Friday, 2 May 2008

Science publishing, workflow, PDF and Text Mining

… or, A Semantic Web for science?

It’s clear that the million or so scientific articles published each year contain lots of science. Most of that science is accessible to scientists in the relevant discipline. Some may be accessible to interested amateurs. Some may also be accessible (perhaps in a different sense) to robots that can extract science facts and data from articles, and record them in databases.

This latter activity is comparatively new, and (not surprisingly) hits some problems. Articles, like web pages, are designed for human consumption, and not for machine processing. We humans have read many like them; we know which parts are abstracts, which parts are text, which headings, which references. We can read the tables, find the intersections and think about what the data points mean. We can look at the graphs, the spectra etc, and relate them to the author’s arguments. Most of these tasks are hard for robots. But with a little bit of help and persistence, plus some added “understanding” of genre and even journal conventions, etc, robots can sometimes do a pretty good job.

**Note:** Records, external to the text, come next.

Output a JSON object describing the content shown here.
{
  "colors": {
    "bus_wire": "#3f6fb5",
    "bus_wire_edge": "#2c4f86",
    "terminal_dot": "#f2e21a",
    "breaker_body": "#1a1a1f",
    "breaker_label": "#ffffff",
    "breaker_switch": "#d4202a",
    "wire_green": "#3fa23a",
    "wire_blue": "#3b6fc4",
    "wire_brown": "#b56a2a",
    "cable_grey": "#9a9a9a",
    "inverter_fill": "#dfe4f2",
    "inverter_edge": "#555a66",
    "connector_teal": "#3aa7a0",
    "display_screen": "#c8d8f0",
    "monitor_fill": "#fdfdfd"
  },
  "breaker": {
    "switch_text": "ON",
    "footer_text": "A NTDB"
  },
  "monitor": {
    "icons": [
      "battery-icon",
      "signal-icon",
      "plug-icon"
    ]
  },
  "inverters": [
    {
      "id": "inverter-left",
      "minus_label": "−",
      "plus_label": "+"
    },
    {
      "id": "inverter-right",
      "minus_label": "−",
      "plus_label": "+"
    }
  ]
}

However, most science articles are published in PDF. And PDF does not make the robot’s task easy; in fact, PDF often makes it very hard (not necessarily to be deliberately obscure, but perhaps as side-effects of the process leading to the PDF).

Peter Murray-Rust has been leading a number of one-man campaigns (actually they all involve many more than one man, but he is often the vocal point-person). One such campaign, based on attempts to robotically mine chemical literature can be summed up as “PDF is a hamburger, and we’re trying to turn it back into a cow” (the campaign is really about finding better semantic alternatives to PDF). I've referred to his arguments in the past, and we've been having a discussion about it over the past few days (see here, its comments, and here).

I have a lot of sympathy with this viewpoint, and it’s certainly true that PDF can be a hamburger. But since scientists and publishers (OK, mostly publishers) are not yet interested in abandoning PDF, which has several advantages to counter its problems, I’m also interested in whether and if so, how PDF could be improved to be more fit for the scientific purpose.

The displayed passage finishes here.